Il “peso” del debito pubblico?
Nella maggior parte dei Paesi industrialmente avanzati, le finanze pubbliche versano oggi nelle peggiori condizioni a partire dalla rivoluzione industriale, se escludiamo la parentesi bellica e l’immediato periodo successivo della ricostruzione. La posizione finanziaria dei Paesi ricchi (se si considera il reddito pro capite) si è negli ultimi anni fortemente deteriorata in conseguenza della messa in atto di numerosi “pacchetti” finalizzati a fronteggiare la ben nota crisi finanziaria.
Ciò che si è verificato è stato un massiccio trasferimento di debito dal settore privato a quello pubblico: gli Stati si sono fatti carico del debito delle famiglie e soprattutto delle imprese – in particolare di quelle legate al settore finanziario – attraverso manovre di espansione fiscale (utilizzo di ammortizzatori sociali, finanziamenti agevolati, garanzie sui prestiti). Alcuni Paesi europei stanno inoltre pagando lo scotto di politiche fiscali poco rigorose che si sono protratte negli anni. La Grecia, per esempio, oggetto in questi giorni dell’attenzione dei mercati, non è riuscita a mantenere un percorso virtuoso, complici un forte calo delle entrate fiscali – a causa dell’elevata evasione – e un incremento non controllato della spesa pubblica, oltre che poco trasparenti operazioni contabili volte a mascherare la reale posizione debitoria e di deficit.
In generale, comunque, alla base dell’insostenibilità fiscale sono le politiche fiscali poco virtuose nei periodi di boom economico, i costi diretti della crisi finanziaria, la recessione iniziata nel 2008 che, determinando una forte contrazione del reddito, ha pesantemente ridotto le entrate fiscali.
Ad aggravare un già delicato equilibrio sono stati i mercati finanziari che, al culmine della crisi, hanno messo in scacco i debiti dei Paesi (periferici dell’area euro) maggiormente vulnerabili per l’eccessivo debito pubblico accumulato o per un deficit in forte deterioramento.
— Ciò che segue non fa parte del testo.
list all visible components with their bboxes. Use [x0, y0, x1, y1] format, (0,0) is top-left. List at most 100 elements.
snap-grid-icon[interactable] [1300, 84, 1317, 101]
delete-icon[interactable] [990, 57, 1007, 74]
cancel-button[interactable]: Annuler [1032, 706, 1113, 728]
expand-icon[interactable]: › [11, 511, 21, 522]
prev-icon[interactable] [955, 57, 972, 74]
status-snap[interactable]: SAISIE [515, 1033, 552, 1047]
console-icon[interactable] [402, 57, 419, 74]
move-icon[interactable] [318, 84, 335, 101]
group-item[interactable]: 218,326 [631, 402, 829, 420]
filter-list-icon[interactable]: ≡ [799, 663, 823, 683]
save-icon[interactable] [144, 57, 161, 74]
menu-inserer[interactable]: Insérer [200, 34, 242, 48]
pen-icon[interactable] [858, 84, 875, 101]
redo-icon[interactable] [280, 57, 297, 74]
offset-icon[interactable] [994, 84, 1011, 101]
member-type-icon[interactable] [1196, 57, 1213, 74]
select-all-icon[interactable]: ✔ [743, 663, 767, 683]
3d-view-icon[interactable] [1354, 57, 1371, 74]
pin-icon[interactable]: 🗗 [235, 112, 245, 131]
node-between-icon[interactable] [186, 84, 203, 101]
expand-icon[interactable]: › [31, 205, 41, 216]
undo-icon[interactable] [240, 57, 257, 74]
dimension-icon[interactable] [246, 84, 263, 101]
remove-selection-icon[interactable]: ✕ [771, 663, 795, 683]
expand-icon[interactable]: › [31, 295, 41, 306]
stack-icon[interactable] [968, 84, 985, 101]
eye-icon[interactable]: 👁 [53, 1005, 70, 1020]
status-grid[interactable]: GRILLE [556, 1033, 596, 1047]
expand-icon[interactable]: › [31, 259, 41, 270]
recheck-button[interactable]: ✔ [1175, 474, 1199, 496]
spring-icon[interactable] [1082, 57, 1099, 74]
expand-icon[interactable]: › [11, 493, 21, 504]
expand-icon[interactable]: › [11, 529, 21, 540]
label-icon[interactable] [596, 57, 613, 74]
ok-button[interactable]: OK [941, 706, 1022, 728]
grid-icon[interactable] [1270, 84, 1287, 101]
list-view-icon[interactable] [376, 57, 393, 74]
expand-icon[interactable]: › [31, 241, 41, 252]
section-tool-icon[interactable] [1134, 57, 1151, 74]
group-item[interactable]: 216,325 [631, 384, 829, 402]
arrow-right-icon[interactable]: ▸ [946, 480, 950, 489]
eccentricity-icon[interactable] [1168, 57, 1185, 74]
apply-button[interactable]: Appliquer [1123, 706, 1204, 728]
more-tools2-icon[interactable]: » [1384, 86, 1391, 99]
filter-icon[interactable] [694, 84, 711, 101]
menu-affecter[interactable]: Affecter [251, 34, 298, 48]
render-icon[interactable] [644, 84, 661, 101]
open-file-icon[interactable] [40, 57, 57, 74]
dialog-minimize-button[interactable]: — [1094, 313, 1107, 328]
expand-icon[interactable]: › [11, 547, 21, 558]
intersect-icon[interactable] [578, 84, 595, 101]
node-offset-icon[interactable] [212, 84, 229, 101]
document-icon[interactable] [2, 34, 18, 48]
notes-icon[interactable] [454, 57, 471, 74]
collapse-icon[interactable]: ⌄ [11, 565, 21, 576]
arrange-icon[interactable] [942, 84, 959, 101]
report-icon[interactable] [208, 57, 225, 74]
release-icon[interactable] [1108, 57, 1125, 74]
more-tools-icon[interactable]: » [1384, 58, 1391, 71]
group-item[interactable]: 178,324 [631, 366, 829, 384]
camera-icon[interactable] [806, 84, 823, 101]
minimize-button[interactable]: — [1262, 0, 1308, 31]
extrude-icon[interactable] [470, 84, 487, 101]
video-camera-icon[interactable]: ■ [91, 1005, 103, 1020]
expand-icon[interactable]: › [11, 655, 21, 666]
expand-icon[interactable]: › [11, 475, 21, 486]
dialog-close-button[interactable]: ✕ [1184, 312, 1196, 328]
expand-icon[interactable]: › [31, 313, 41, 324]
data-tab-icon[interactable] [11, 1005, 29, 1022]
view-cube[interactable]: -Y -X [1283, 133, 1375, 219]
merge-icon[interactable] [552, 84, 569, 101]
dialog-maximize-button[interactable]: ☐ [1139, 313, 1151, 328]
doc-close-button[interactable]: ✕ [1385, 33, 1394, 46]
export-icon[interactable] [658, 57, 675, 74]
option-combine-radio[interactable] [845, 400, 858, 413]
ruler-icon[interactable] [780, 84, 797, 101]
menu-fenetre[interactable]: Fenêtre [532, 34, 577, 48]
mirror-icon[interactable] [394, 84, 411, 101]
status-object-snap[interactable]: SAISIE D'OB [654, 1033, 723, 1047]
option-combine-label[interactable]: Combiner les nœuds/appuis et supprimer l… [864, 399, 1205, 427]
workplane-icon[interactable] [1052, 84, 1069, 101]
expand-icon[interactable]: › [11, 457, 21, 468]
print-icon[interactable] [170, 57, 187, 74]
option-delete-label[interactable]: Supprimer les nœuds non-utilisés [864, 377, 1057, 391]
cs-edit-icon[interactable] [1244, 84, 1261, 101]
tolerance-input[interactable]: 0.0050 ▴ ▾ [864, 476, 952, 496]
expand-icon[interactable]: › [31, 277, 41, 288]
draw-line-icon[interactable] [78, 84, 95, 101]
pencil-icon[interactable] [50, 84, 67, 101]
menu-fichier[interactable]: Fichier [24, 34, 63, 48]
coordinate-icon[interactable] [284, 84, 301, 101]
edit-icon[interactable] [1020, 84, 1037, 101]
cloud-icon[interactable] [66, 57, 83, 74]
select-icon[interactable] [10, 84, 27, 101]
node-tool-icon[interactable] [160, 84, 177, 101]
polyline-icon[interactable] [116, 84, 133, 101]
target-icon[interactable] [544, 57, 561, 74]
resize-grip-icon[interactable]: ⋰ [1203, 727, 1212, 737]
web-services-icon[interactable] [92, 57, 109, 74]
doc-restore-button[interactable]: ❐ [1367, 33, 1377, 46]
Il punto cruciale era rappresentato dalla necessità di questi Paesi di dover rifinanziare il debito in scadenza a tassi d’interesse sempre maggiori a causa della speculazione finanziaria. Addirittura la stessa esistenza dell’Euro è stata messa, ed in parte lo è ancora, in discussione.
L’acutizzarsi della crisi nei mercati finanziari ha indotto i Paesi dell’area euro, la Banca Centrale Europea e il Fondo Monetario Internazionale a intervenire su più fronti attraverso la creazione di un sistema di protezione volto a scongiurare il ripetersi di tali fenomeni acuti di instabilità finanziaria. Soprattutto il sistema bancario, meccanismo di trasmissione della politica monetaria, è stato oggetto di particolare attenzione in particolare con un meccanismo unico di vigilanza ormai operativo a partire dal novembre 2014 a cui si aggiungerà un meccanismo unico di risoluzione per gestire le banche in difficoltà a partire da gennaio 2016.
Il rischio è che il suddetto trasferimento di debito verso il settore pubblico potrebbe tornare indietro al settore privato attraverso maggiori imposte future, spesa pubblica più bassa e rischio di monetizzazione del debito sovrano. La prossima sfida sarà proprio quella di scongiurare una simile eventualità: i governi e le autorità europee sembra abbiano compreso che politiche di austerità troppo stringenti e fini a se stesse non conducono da nessuna parte. Ciò che serve è un comune sforzo verso politiche a favore della crescita e del rilancio degli investimenti, anche attraverso il supporto del settore pubblico, sempre però nel sentiero del controllo della spesa pubblica improduttiva.